The recent story about Ken Mehlman, formerly George Bush's campaign manager and one-time chairman of the RNC, announcing that he's gay has caused me to reflect. Some people have doubted his assertion that he didn't know he was gay. I didn't know I was trans - or rather, I knew but I didn't want to know. It was a thought in my mind, never consciously acknowledged, free-floating like some scary shadowy thing in the depths of the ocean. And even though I never made a living out of demonizing GLBT people and denying their human rights, I used to believe a lot of transphobic stuff.
Mehlman wants people to "understand" the plight he was in, and I do understand. I know how hard it is to come out. How terrifying it is to come out. I know that he was afraid of losing his livelihood, his friends, and the love of his family. I know that he may even have feared for his life. I can believe that he believed that homosexuality is wrong.
Nor do I envy him for coming out in public. It's not because of the anger and disdain he's gotten from gay people - he deserves that. It's because coming out is a long process. First you admit it to yourself. Then you think about telling other people. Then you actually do start telling people, which is a huge step, but it's not the end. Probably Mehlman will continue to adjust his views.
In fact, the stages of coming out are kind of like the well-known "five stages of grief:" denial, anger, bargaining, depression, acceptance. Maybe they don't go in the same order. Denial comes first, obviously . . . but I'm inclined to think that bargaining is an essential stage, both before and after the official announcement. Mehlman says "I'm gay but I'm still a Republican." That's bargaining. He's trying to compromise with the world, and especially, I suspect, with his personal and professional associates. He's saying "You can still approve of me, I haven't changed all that much!"

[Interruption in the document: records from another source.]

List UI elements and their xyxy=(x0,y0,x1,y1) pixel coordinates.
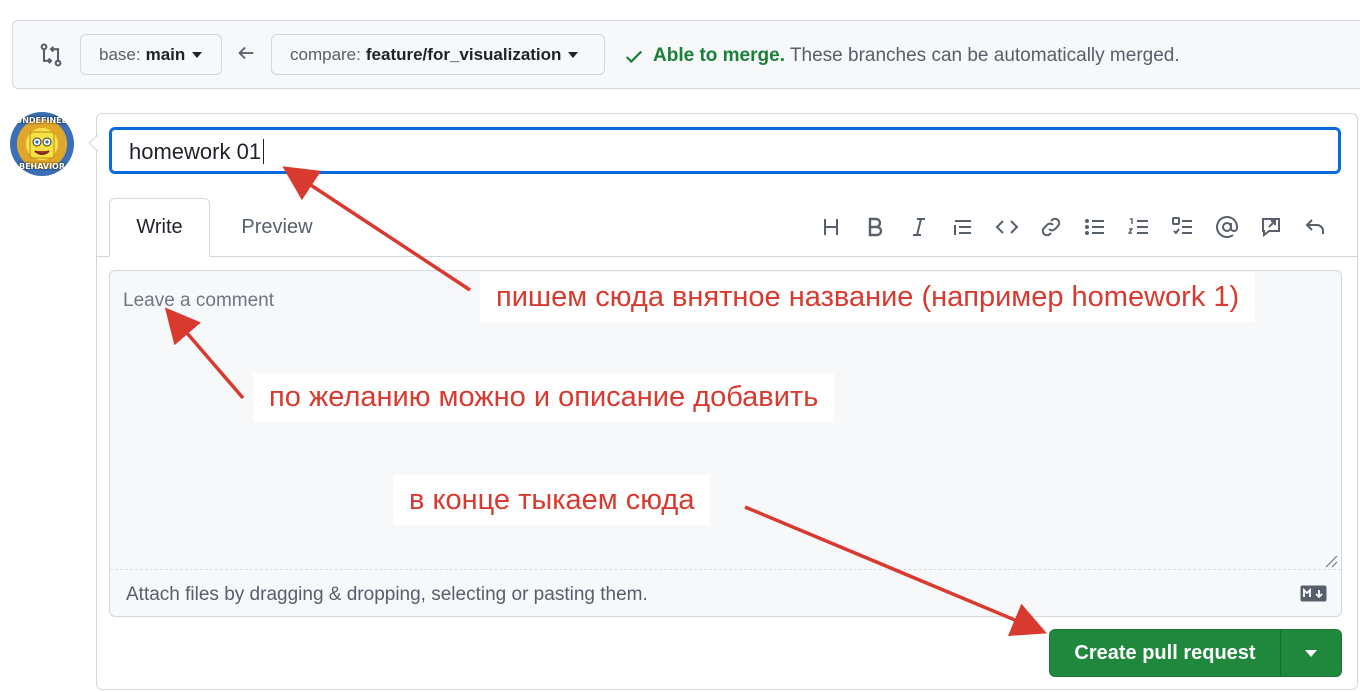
code-icon[interactable] xyxy=(992,212,1022,242)
annotation-title-hint: пишем сюда внятное название (например ho… xyxy=(480,272,1256,322)
link-icon[interactable] xyxy=(1036,212,1066,242)
create-options-dropdown[interactable] xyxy=(1281,630,1341,676)
merge-status-label: Able to merge. xyxy=(653,45,785,66)
attach-divider xyxy=(110,569,1341,570)
base-branch-name: main xyxy=(145,44,186,64)
ordered-list-icon[interactable] xyxy=(1124,212,1154,242)
compare-branches-icon xyxy=(40,43,62,67)
title-input[interactable] xyxy=(109,127,1341,174)
comment-placeholder: Leave a comment xyxy=(123,290,275,311)
heading-icon[interactable] xyxy=(816,212,846,242)
compare-bar: base: main compare: feature/for_visualiz… xyxy=(12,20,1360,89)
chevron-down-icon xyxy=(1305,649,1317,657)
task-list-icon[interactable] xyxy=(1168,212,1198,242)
chevron-down-icon xyxy=(568,51,579,58)
unordered-list-icon[interactable] xyxy=(1080,212,1110,242)
attach-files-hint[interactable]: Attach files by dragging & dropping, sel… xyxy=(126,584,648,606)
base-label: base: xyxy=(99,44,141,64)
base-branch-select[interactable]: base: main xyxy=(80,34,222,75)
resize-handle-icon[interactable] xyxy=(1323,553,1338,568)
avatar-top-text: UNDEFINED xyxy=(15,116,69,125)
avatar[interactable]: UNDEFINED BEHAVIOR xyxy=(10,112,74,176)
compare-branch-select[interactable]: compare: feature/for_visualization xyxy=(271,34,605,75)
avatar-bottom-text: BEHAVIOR xyxy=(18,162,66,171)
annotation-description-hint: по желанию можно и описание добавить xyxy=(253,373,835,422)
italic-icon[interactable] xyxy=(904,212,934,242)
merge-status: Able to merge. These branches can be aut… xyxy=(653,45,1180,67)
chevron-down-icon xyxy=(192,51,203,58)
arrow-left-icon xyxy=(238,46,254,60)
bold-icon[interactable] xyxy=(860,212,890,242)
compare-label: compare: xyxy=(290,44,361,64)
annotation-submit-hint: в конце тыкаем сюда xyxy=(393,475,711,525)
tab-preview[interactable]: Preview xyxy=(222,198,332,257)
create-pull-request-button[interactable]: Create pull request xyxy=(1050,630,1281,676)
quote-icon[interactable] xyxy=(948,212,978,242)
markdown-icon[interactable] xyxy=(1300,585,1327,602)
tab-write[interactable]: Write xyxy=(109,198,210,257)
reference-icon[interactable] xyxy=(1256,212,1286,242)
check-icon xyxy=(625,50,643,64)
mention-icon[interactable] xyxy=(1212,212,1242,242)
merge-status-detail: These branches can be automatically merg… xyxy=(789,45,1180,66)
compare-branch-name: feature/for_visualization xyxy=(365,44,562,64)
comment-textarea[interactable] xyxy=(109,270,1342,617)
form-pointer xyxy=(88,135,98,151)
undo-icon[interactable] xyxy=(1300,212,1330,242)
create-pull-request-button-group: Create pull request xyxy=(1049,629,1342,677)
title-input-value: homework 01 xyxy=(129,139,264,165)
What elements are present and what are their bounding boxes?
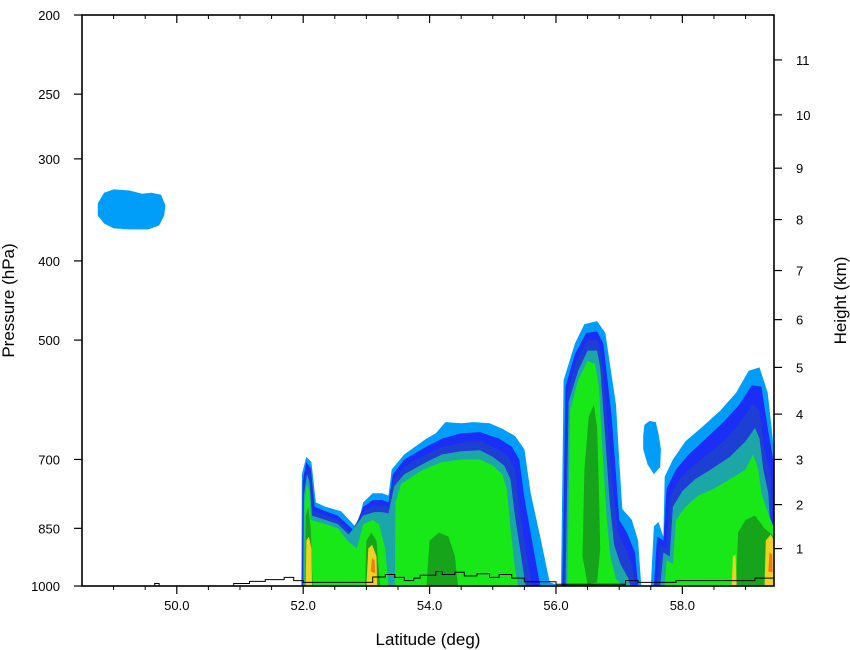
y-tick-label: 250 xyxy=(38,87,60,102)
y-tick-label: 850 xyxy=(38,521,60,536)
y2-tick-label: 7 xyxy=(796,264,803,279)
y2-tick-label: 1 xyxy=(796,542,803,557)
x-tick-label: 56.0 xyxy=(543,598,568,613)
y2-axis-ticks: 1 2 3 4 5 6 7 8 9 10 11 xyxy=(774,53,810,557)
x-tick-label: 58.0 xyxy=(670,598,695,613)
x-tick-label: 54.0 xyxy=(417,598,442,613)
y-tick-label: 500 xyxy=(38,333,60,348)
y-tick-label: 400 xyxy=(38,254,60,269)
y2-tick-label: 11 xyxy=(796,53,810,68)
y2-tick-label: 3 xyxy=(796,452,803,467)
y-tick-label: 300 xyxy=(38,152,60,167)
y2-tick-label: 4 xyxy=(796,407,803,422)
y2-tick-label: 9 xyxy=(796,161,803,176)
y-axis-ticks: 1000 850 700 500 400 300 250 200 xyxy=(31,8,82,594)
x-axis-title: Latitude (deg) xyxy=(376,630,481,649)
y-tick-label: 700 xyxy=(38,452,60,467)
y-tick-label: 200 xyxy=(38,8,60,23)
contour-green-54 xyxy=(394,459,519,586)
y-tick-label: 1000 xyxy=(31,579,60,594)
y2-tick-label: 8 xyxy=(796,213,803,228)
contour-chart: 50.0 52.0 54.0 56.0 58.0 1000 850 700 500 400 300… xyxy=(0,8,850,649)
y2-tick-label: 5 xyxy=(796,360,803,375)
y2-tick-label: 6 xyxy=(796,313,803,328)
y2-tick-label: 2 xyxy=(796,498,803,513)
x-tick-label: 50.0 xyxy=(164,598,189,613)
contour-regions xyxy=(97,189,774,586)
y2-tick-label: 10 xyxy=(796,108,810,123)
y2-axis-title: Height (km) xyxy=(831,257,850,345)
contour-small-patch-57.5 xyxy=(643,420,661,475)
x-tick-label: 52.0 xyxy=(291,598,316,613)
y-axis-title: Pressure (hPa) xyxy=(0,243,18,357)
contour-upper-patch xyxy=(97,189,166,230)
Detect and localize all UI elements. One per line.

And it's true that he's still the same person. It's true that all of us make compromises with society between our desires and what is socially acceptable. Many people, for example, work at jobs they hate when they'd really rather run off to Tahiti and paint naked people. Maybe they compromise by covering their bedroom walls with Gauguin prints. But for GLBT people it's a lot harder to negotiate our social compromise, because until recently everything we want to do, everything we are, was completely forbidden. The answer was always "No!" and there really weren't any valid tradeoffs. In a lot of cases the answer is still no. You can't do that, you can't be that, no sane person would want to do that, you must be sick. But we're trying.
One last note: when I compare coming out to the stages of grief, I'm not saying it's a bad thing. It's just that no one likes change.